Looks like I failed again on updating my blog regularly. :(
During these past few months... I have grown so much closer to God than I did in the past few years. During the past few months, I talk to God each day and throughout the day. Recently, I have been able to feel God's presence during most of my waking hours. :)
During the past few months, I have been praying for others as well. I used to be selfish when I prayed because I only prayed for my family. I didn't understand the power of prayers and I didn't know that praying for others would mean so much to them.... now I do.
As I was growing up, I used to care too much about what people think of me. I wanted to feel accepted. I wanted people to like me. I wanted people to think that I'm good. I had too much pride. I guess all this reflects my insecurities about myself. I wanted to please people... now all that doesn't matter anymore. I only want to please God. It doesn't matter anymore what people thinks about me.

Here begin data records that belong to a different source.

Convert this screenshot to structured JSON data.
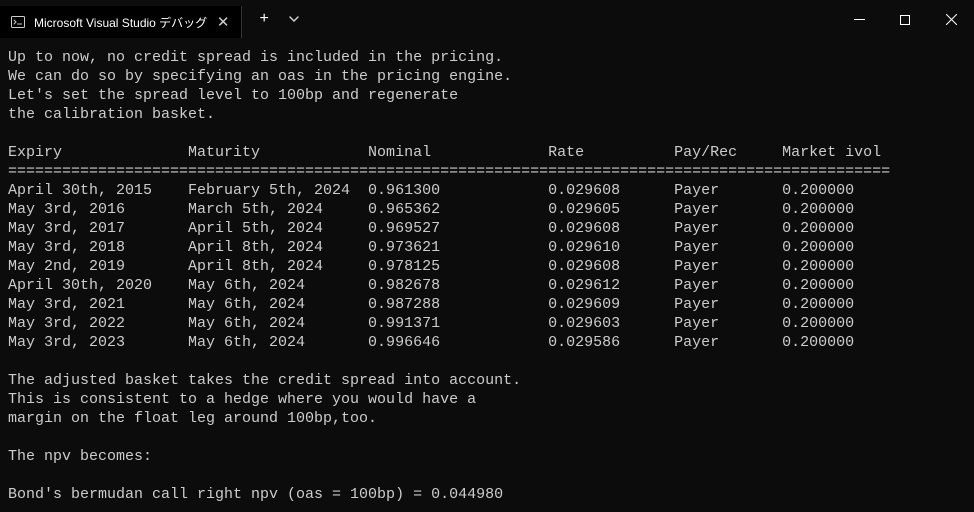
{
  "window": {
    "tab_title": "Microsoft Visual Studio デバッグ"
  },
  "content": {
    "intro": [
      "Up to now, no credit spread is included in the pricing.",
      "We can do so by specifying an oas in the pricing engine.",
      "Let's set the spread level to 100bp and regenerate",
      "the calibration basket."
    ],
    "headers": {
      "expiry": "Expiry",
      "maturity": "Maturity",
      "nominal": "Nominal",
      "rate": "Rate",
      "payrec": "Pay/Rec",
      "ivol": "Market ivol"
    },
    "separator": "==================================================================================================",
    "rows": [
      {
        "expiry": "April 30th, 2015",
        "maturity": "February 5th, 2024",
        "nominal": "0.961300",
        "rate": "0.029608",
        "payrec": "Payer",
        "ivol": "0.200000"
      },
      {
        "expiry": "May 3rd, 2016",
        "maturity": "March 5th, 2024",
        "nominal": "0.965362",
        "rate": "0.029605",
        "payrec": "Payer",
        "ivol": "0.200000"
      },
      {
        "expiry": "May 3rd, 2017",
        "maturity": "April 5th, 2024",
        "nominal": "0.969527",
        "rate": "0.029608",
        "payrec": "Payer",
        "ivol": "0.200000"
      },
      {
        "expiry": "May 3rd, 2018",
        "maturity": "April 8th, 2024",
        "nominal": "0.973621",
        "rate": "0.029610",
        "payrec": "Payer",
        "ivol": "0.200000"
      },
      {
        "expiry": "May 2nd, 2019",
        "maturity": "April 8th, 2024",
        "nominal": "0.978125",
        "rate": "0.029608",
        "payrec": "Payer",
        "ivol": "0.200000"
      },
      {
        "expiry": "April 30th, 2020",
        "maturity": "May 6th, 2024",
        "nominal": "0.982678",
        "rate": "0.029612",
        "payrec": "Payer",
        "ivol": "0.200000"
      },
      {
        "expiry": "May 3rd, 2021",
        "maturity": "May 6th, 2024",
        "nominal": "0.987288",
        "rate": "0.029609",
        "payrec": "Payer",
        "ivol": "0.200000"
      },
      {
        "expiry": "May 3rd, 2022",
        "maturity": "May 6th, 2024",
        "nominal": "0.991371",
        "rate": "0.029603",
        "payrec": "Payer",
        "ivol": "0.200000"
      },
      {
        "expiry": "May 3rd, 2023",
        "maturity": "May 6th, 2024",
        "nominal": "0.996646",
        "rate": "0.029586",
        "payrec": "Payer",
        "ivol": "0.200000"
      }
    ],
    "after": [
      "The adjusted basket takes the credit spread into account.",
      "This is consistent to a hedge where you would have a",
      "margin on the float leg around 100bp,too."
    ],
    "npv_intro": "The npv becomes:",
    "npv_line": "Bond's bermudan call right npv (oas = 100bp) = 0.044980"
  }
}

Nehemiah was called by God to rebuild the walls of Jerusalem. After his mission was accomplished, he became governor. He didn't care for those gifts and food that people wanted to give him. He didn't take money or anything from the people... because the work he did was for God and he didn't want to take advantage of people's offerings like what the past governors did. All those material things were not important to him.
The book of Nehemiah made me rethink about my true motives and made me realize that material things are not important.

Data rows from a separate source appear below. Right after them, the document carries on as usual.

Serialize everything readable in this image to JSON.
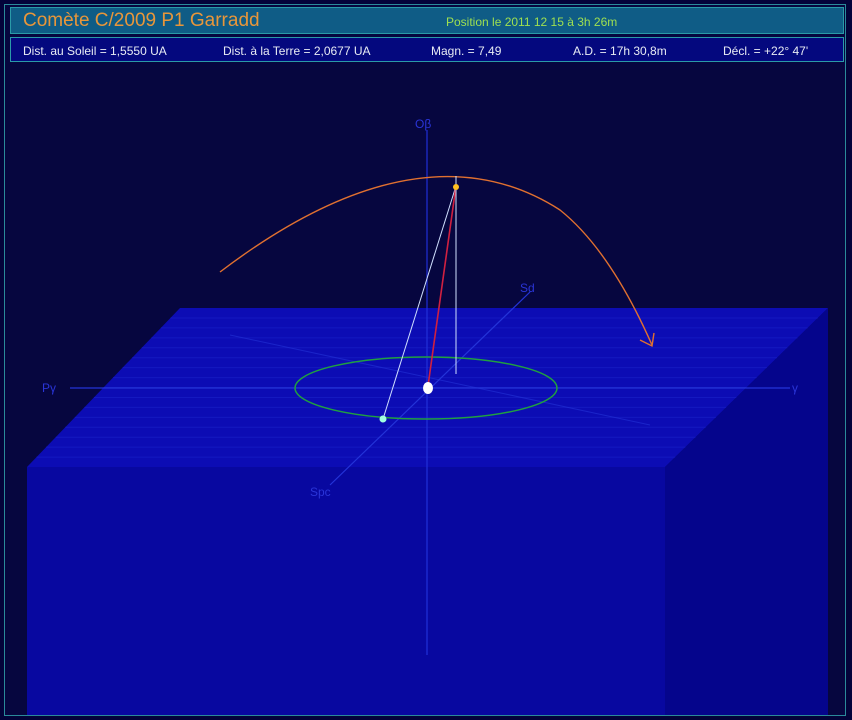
{
  "header": {
    "title": "Comète C/2009 P1 Garradd",
    "position": "Position le 2011 12 15 à 3h 26m"
  },
  "info": {
    "dist_sun": "Dist. au Soleil = 1,5550 UA",
    "dist_earth": "Dist. à la Terre = 2,0677 UA",
    "magnitude": "Magn. = 7,49",
    "ra": "A.D. = 17h 30,8m",
    "dec": "Décl. = +22° 47'"
  },
  "colors": {
    "title": "#e8963a",
    "position": "#9fe050",
    "comet_orbit": "#e07030",
    "earth_orbit": "#20a040",
    "background": "#06063f",
    "ecliptic_plane": "#0a0aa8"
  }
}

Last time, I used to hope that I would get gifts for my birthdays, anniversaries, and etc. Now, all that doesn't matter anymore. Even though I would say that it wasn't important or not necessary... in my heart, I would hope to get something. Saying that you don't want something but hoping in your heart for something is putting on a show... what you say is meaningless. What's important is what is really in your heart... and your actions are able to reflect that. I used to compare what gifts I got from my parents to the gifts that my siblings got... now all that doesn't matter anymore.
After I gave birth to my two daughters, I used to hope that relatives and friends would come visit me. Now, all that doesn't matter anymore. As long as my family is with me... because they are the most important people to me.
How big is the gap between who you really are and who people think you really are?